In this entry of The Weekend Album, we cover “Ungod”, from Stabbing Westward.

Marking Stabbing Westward’s major record label debut, Ungod hit the scene in 1993, just as the Industrial boom of the 90′s was getting up to full speed.  Much of the album has a clean yet “up front” bass, a lightly distorted electric guitar, tightly EQ’d drums (which are sometimes heavily processed with various effects, although they are generally left clean), and layered vocals that are almost universally modified using an echo effect, typically utilizing a “reverse echo” type of patch.  There is also some minor synth work that fills out the overall sound, rather than being a major player.  All of the synth work has that unmistakably “thick” analog sound to it though…none of it is impressive technically, but it sounds very grounded and “real”.  Whoever they got as their programmer did a bang-up job of making the synths sound like another instrument, rather than a suppliment to the more traditional stuff.

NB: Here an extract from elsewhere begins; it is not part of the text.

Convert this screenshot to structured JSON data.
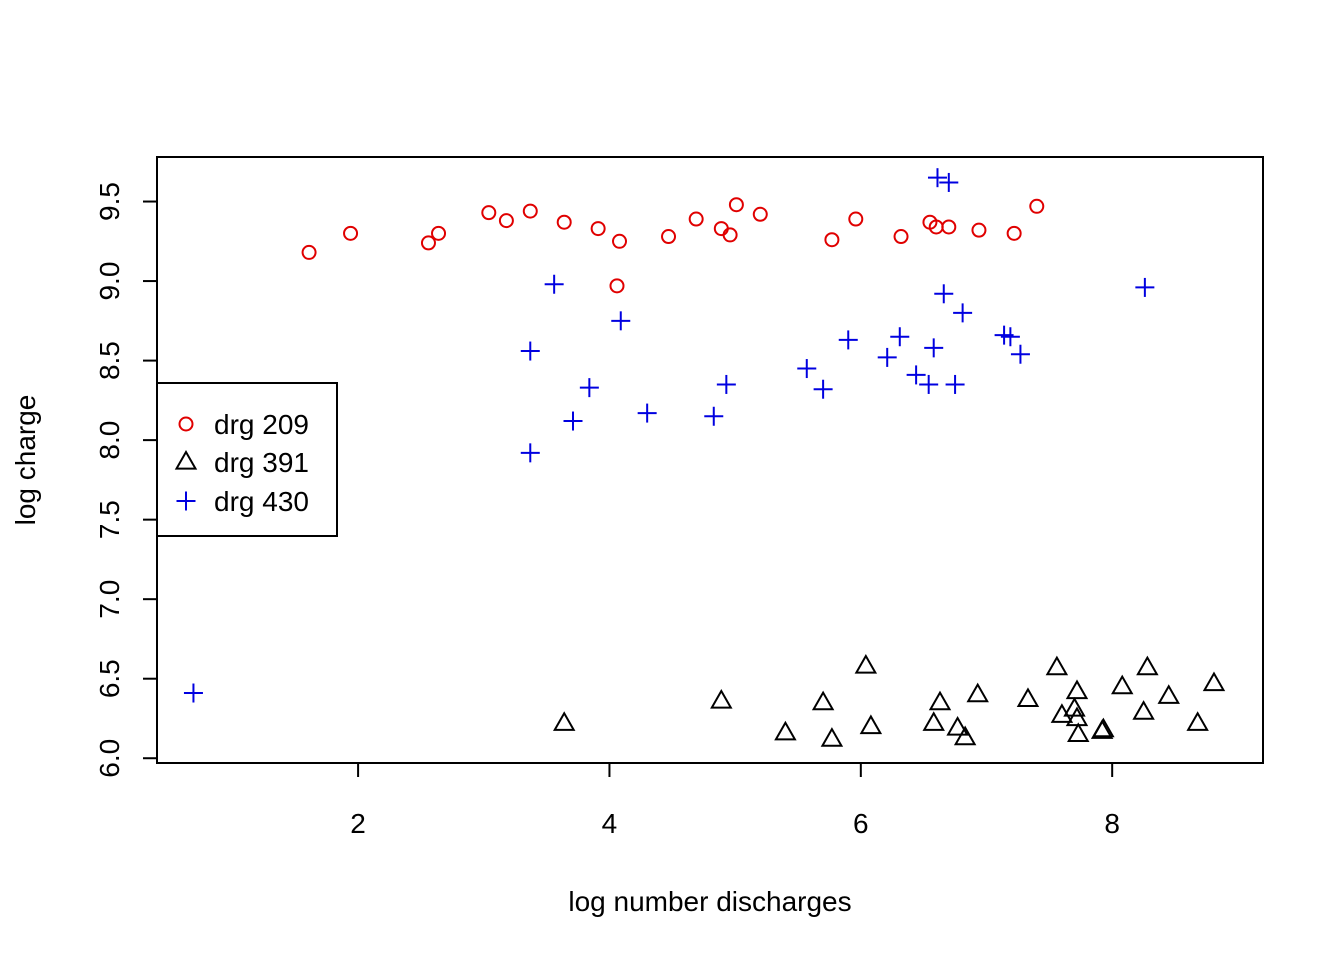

I wouldn’t classify Ungod as a heavy album, insofar as its musical and technical qualities are concerned, but there are some fantastically simple guitar riffs that show up in almost every track.  Nothing here is all that technically demanding, and a lot of the progressions feel very natural and logical.  If nothing else, the guitar use on this album proves how much can be done with simplicity.  The bass tracks aren’t to be outdone however, as they have some equally creative yet simple riffs.  The track “ACF” has a a GREAT little bass riff that plays throughout, and is identifiable to the point that it could be picked out by an Ungod fan at any time. 

The title track, “Ungod”, uses more synth patches than most of the other tracks: the first 45 seconds are almost entirely synth-based.  The bass guitar kicks in as a backup to the very “industrial” sound that makes up most of the beat.  The vocals here are (purposely) off key a little bit, adding a sense of drunkeness to the song that makes it feel like it’s swaying, with random outbursts of increased volume.  The slightly off-key vocals slowly build until a guitar riff kicks in…a guitar riff that anyone who has listened to Filter should recognize, since it appeared in “Hey Man, Nice Shot” (although this is, to my knowledge, the only riff that directly appears in both a Stabbing Westward and Filter song, it’s one of many sonic similarities between the two bands.) 

“Throw” is another one of those tracks that is quintessential early-90′s industrial, and is one of my favorite tracks on the album.  It’s a bit “lighter” than the other tracks, although the lyrics are still presented with the same enthusiasm and emotion.  The main guitar riff is simple, but you’ll have a hard time getting it out of your head once the track is over. 

The lyrics in Ungod aren’t necessarily dark, but they sure aren’t happy.  Nothing here will make you /emowrists, but some of those “tormented souls” that run around now with long hair on one side of their face could learn a thing or two about being properly pissed off from Stabbing Westward.  Some of the lines are said with such venom they can make you recoil…quite a feat, considering the “clean” attributes associated with the vocal stylings of founding singer Christopher Hall.  There are times when he roughs up his voice, but for the most part he has a crisp, easily understandable style.

Even though it was their first major label debut, I still consider Ungod to be Stabbing Westward’s best album.  If you’re looking to take a walk down memory lane, are trying to get into the industrial genre, or just want to listen to some damn fine tunes, I highly recommend you pick this album up.